333 Views Asked by At

For outlier detection i used the IQR rule. My question is, is this kind of outlier detection only useful then applied to normal distributed data?

My distribution looks like this

1

There are 1 best solutions below

0
On

The most commonly-used IQR outlier-detection rule, designates as an 'outlier' any observation above Q3 + 1.5(IQR) or below Q1 - 1.5(IQR), where Q1 is the lower quartile, Q3 is the upper quartile and IQR = Q3 - Q1. The use of this rule is not restricted to normal data.

However, it is important to realize that some distributions are inherently more likely to show outliers than others. On average, a sample of size $n = 100$ from a normal distribution will typically show about one outlier, as illustrated by the following simulation in R statistical software, counting outliers in 100,000 such samples.

nr.out = replicate( 10^5, length(boxplot.stats(rnorm(100))$out) )
mean(nr.out)
$$ 0.92325

An analogous simulation for samples of size 100 from an exponential distribution shows an average of about 4.85 outliers per sample.
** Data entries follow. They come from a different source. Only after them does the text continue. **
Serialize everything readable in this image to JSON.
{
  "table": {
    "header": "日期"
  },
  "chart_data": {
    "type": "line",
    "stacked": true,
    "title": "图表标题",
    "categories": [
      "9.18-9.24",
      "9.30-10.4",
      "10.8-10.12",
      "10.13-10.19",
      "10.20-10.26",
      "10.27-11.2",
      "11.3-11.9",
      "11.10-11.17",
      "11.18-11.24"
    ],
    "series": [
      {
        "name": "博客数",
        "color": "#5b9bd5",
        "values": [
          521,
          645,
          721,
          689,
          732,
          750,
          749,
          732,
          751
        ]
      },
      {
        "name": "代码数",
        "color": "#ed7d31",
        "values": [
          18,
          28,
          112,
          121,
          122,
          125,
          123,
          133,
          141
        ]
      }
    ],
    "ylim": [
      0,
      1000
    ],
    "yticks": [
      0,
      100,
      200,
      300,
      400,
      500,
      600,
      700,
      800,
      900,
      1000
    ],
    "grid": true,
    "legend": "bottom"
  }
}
This is because exponential distributions have a heavy right tail. It would be unusual for an exponential sample of size 100, not to show at least one outlier.

nr.out = replicate(10^5, length(boxplot.stats(rexp(100))$out ))
mean(nr.out)
## 4.8561
mean(nr.out == 0)
## 0.00952

By contrast, uniform distributions 'have no tails' and samples of size 100 from a uniform distribution almost never show any outliers.

Of course, in real data some outliers may occur because of an unusual departure from population values. For example, data entry error, equipment failure, solar flair, and so on. In certain kinds of experiments, it is only the outliers that are of interest. It was outlier events in the collider at CERN that confirmed the existence of Higgs bosons. Many earthquakes are detected worldwide every day; it is only the extreme outliers that cause damage and so are of interest to the general public.

So, you can use the IQR method of identifying 'outliers' in trying to understand data from almost any population as long as you understand how to interpret what it means to be an outlier in your particular context.